Physikalisches Kolloquium

Feb. 12, 2002 at 5 p.m. c.t. in Hörsaal des Instituts für Kernphysik, Becherweg 45

Prof. Dr. Friederike Schmid
Institut für Physik
friederike.schmid@uni-mainz.de

Prof. Dr. Concettina Sfienti
Institut für Kernphysik
sfienti@uni-mainz.de

Kristalline Ionen und Elektronenstrahlen
Prof. Dr. D. Habs (TU München, Sektion Physik)


For sufficiently cold ion beams a phase transition to a crystalline ion beam occurs. The ions of the beam are confined by the focussing potential and become ordered by their mutual Coulomb repulsion, when their relative temperature in the co-moving frame is small enough. Crystalline ion beams are the most brilliant beams of accelerator physics showing very unique properties like an extremely small emittance growth. We are investigating crystalline ion beams with the table top ion storage ring PALLAS at Munich to explore their properties and to scale the results to large storage rings and linacs. In PALLAS we store beams of laser cooled Mg+-ions at eV-energies. After our first publication on strings of ions (T. Schätz, U. Schramm and D. Habs. Letter to Nature / Vol. 412 / 16. Aug. 2001 /p. 717) we now succeeded to obtain bunched crystalline beams and larger three-dimensional structures. (Phys. Rev.

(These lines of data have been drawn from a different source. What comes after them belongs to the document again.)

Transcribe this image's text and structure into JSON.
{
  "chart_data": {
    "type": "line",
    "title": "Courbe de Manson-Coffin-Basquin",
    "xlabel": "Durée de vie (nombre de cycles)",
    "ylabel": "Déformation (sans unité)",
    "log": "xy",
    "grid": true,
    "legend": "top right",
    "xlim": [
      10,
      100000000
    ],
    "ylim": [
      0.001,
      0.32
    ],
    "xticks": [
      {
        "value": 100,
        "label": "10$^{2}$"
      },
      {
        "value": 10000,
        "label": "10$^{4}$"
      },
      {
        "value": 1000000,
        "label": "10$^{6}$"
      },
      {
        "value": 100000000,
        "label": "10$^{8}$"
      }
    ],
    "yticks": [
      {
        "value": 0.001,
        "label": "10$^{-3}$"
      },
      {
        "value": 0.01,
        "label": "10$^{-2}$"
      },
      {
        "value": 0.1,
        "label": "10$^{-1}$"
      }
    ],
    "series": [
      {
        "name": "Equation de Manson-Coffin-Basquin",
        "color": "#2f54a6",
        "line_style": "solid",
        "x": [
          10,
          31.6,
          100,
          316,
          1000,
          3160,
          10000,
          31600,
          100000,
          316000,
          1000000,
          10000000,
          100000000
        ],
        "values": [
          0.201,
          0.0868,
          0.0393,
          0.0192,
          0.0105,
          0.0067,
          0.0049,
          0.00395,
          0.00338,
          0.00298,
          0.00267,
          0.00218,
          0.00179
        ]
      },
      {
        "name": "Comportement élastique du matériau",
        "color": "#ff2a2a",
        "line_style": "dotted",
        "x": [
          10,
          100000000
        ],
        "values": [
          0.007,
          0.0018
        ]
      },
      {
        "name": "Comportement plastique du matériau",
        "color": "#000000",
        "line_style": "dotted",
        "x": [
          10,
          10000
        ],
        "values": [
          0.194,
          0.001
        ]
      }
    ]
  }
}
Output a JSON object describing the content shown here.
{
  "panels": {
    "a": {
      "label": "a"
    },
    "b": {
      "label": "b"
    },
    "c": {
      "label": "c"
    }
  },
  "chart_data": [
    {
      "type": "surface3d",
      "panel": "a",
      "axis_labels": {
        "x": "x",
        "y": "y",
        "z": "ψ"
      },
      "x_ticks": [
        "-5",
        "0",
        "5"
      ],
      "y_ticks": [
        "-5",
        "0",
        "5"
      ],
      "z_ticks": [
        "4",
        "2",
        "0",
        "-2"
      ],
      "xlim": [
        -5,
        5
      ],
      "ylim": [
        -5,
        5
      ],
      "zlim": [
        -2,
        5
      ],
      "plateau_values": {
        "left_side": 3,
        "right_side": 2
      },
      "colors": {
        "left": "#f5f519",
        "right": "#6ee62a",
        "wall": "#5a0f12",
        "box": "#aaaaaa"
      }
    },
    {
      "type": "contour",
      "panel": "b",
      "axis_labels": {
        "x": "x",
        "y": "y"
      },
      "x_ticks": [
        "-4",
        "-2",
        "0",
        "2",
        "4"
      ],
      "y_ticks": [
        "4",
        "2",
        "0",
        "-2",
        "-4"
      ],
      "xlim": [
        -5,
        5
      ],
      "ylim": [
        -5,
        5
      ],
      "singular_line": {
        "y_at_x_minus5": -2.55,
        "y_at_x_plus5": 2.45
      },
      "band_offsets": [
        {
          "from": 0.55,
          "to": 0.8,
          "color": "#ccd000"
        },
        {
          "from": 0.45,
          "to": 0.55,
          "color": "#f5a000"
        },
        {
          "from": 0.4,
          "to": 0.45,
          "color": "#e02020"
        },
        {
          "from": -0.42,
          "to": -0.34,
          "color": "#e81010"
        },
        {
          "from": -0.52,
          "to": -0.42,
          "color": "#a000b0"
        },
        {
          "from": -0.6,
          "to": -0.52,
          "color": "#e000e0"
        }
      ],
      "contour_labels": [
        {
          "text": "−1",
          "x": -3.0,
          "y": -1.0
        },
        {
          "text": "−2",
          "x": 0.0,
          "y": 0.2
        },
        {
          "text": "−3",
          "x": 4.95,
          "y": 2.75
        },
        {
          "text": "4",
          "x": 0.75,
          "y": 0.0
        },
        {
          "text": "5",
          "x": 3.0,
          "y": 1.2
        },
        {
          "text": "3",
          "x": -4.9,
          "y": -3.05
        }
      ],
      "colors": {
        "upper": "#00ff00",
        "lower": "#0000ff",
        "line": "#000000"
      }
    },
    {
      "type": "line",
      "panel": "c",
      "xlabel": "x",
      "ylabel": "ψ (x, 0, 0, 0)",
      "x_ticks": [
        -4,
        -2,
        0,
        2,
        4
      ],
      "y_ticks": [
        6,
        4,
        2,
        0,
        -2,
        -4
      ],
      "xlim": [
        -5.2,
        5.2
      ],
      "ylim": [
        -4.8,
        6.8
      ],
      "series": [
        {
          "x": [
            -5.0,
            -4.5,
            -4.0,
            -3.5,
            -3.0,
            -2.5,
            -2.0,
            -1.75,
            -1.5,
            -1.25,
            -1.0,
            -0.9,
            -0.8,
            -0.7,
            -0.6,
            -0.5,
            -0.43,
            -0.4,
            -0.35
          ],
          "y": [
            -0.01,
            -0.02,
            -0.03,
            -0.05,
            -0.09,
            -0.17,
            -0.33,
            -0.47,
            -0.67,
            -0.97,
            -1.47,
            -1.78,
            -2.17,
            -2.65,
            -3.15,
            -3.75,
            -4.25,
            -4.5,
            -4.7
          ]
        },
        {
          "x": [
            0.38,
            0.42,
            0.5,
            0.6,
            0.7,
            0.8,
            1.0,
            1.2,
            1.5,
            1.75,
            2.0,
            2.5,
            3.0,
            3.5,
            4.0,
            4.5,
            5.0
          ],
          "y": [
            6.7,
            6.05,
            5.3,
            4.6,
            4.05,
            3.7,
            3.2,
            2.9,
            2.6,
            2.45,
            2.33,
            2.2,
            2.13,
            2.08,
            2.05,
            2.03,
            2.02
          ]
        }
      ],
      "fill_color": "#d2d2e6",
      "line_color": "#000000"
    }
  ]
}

Lett 87 (2001) 184801-1 and Phys. Rev. Lett., submitted.) Using a helical wiggler magnet in the laser cooling section also crystalline ion beams at large storage rings can be produced. Methods to produce crystalline electron beams by direct and indirect laser cooling will be discussed. As is known from chapter 14 task 12 of Jackson crystalline electron beams show a strong suppression of spontaneous synchrotron radiation.